Рильер отлично видел это и теперь ждал лишь удобного времени, чтобы снова подступиться к его величеству с указом о запрете дуэлей. Граф де Келюс был уже позабыт королём, его место прочно занял другой человек — молодой д’Эпернон, славящийся своей красотой и ратными подвигами во время войны с виистанскими хаосопоклонниками. По слухам д’Эпернон также должен был участвовать в дуэли в Турнельском парке, но ему не хватило соперника и он вынужден был покинуть смертное поле, прежде чем зазвенела сталь. Никто не обвинял в трусости храбреца, заслужившего славу своей шпагой в Виисте, и всё же он чувствовал себя ущемлённым. Его товарищи дрались за честь короля в поединке, вышедшем за рамки простой дуэли, а ему места не нашлось. Это грызло д’Эпернона изнутри, заставляя ввязываться в дуэли, на которые король хоть и смотрел косо, но всё прощал своему миньону. Все нотации, которыми отделывался обычно д’Эпернон, начинались со слов короля о том, что он не желает возводить ещё один мраморный памятник теперь уже на могиле д’Эпернона, или же напоминания о ненавистной самому королю шутке про «изрубить в мрамор». Вот только нотациями всё и заканчивалось, а д’Эпернон часто уже на следующее утро скрещивал с кем-нибудь шпаги.

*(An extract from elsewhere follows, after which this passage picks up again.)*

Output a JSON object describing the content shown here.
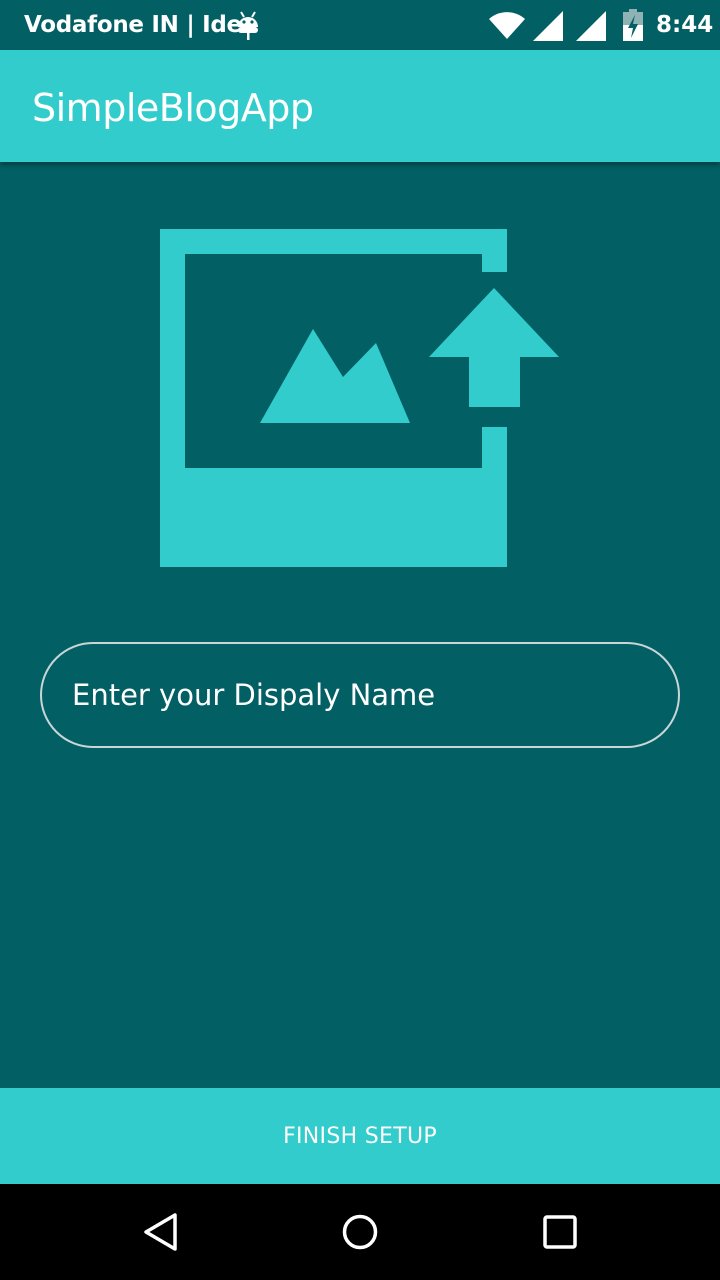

Теперь же он искал ссоры с вернувшимся в Эпиналь Антрагэ. Как ни странно, прежний вертопрах и повеса Антрагэ возвратился на Родину совсем иным человеком. Он не интересовался придворной жизнью, появляясь на приёмах лишь в свите сюзерена, мало танцевал и почти ни с кем не общался. Не отдавал он должное и вину, как думали многие, ведь чем, как не беспробудным пьянством можно было оправдать подобное поведение. Начали шептаться о пристрастии Антрагэ к порошку Мариани — ведь где, как не в Водачче, куда бежал Антрагэ от королевского гнева, тот можно было легко раздобыть. Находились даже «знатоки», определявшие у Антрагэ признаки употребления этого зелья.
Открыто выступить зачинщиком дуэли с фаворитом герцога Фиарийского д’Эпернон, конечно, не мог. Здесь бы он уже не отделался нотацией от короля — дуэль, как и поединок в Турнельском парке, из дела чести переросла бы в дело политическое. Вмешались бы и сюзерен Антрагэ, и кардинал Рильер, — и всё могло бы закончиться для д’Эпернона как минимум высылкой в полк, стоявший на виистанской границе, где в последнее время было неспокойно. Месить тамошнюю грязь у миьона никакого желания не было, а потому он поступил сложнее и подлее.
Из-за того, что былой повеса Антрагэ, никогда не отказывавший придворным красавицам, чьими бы жёнами или любовницами те ни были, перестал волочитьсяда ещё и не принимал самых откровенных предложений со стороны прекрасных дам, о нём уже стали ходить не самые лицеприятные слухи. И д’Эпернон принялся раздувать их, самые же мерзкие он нашептал королю, который, не забыв ненависть к единственному пережившему дуэль в Турнельском парке, поддерживал их. Его величество изволил смеяться над шутками про Антрагэ, и одну из них, весьма мерзкого свойства, сам отпустил на очередном приёме.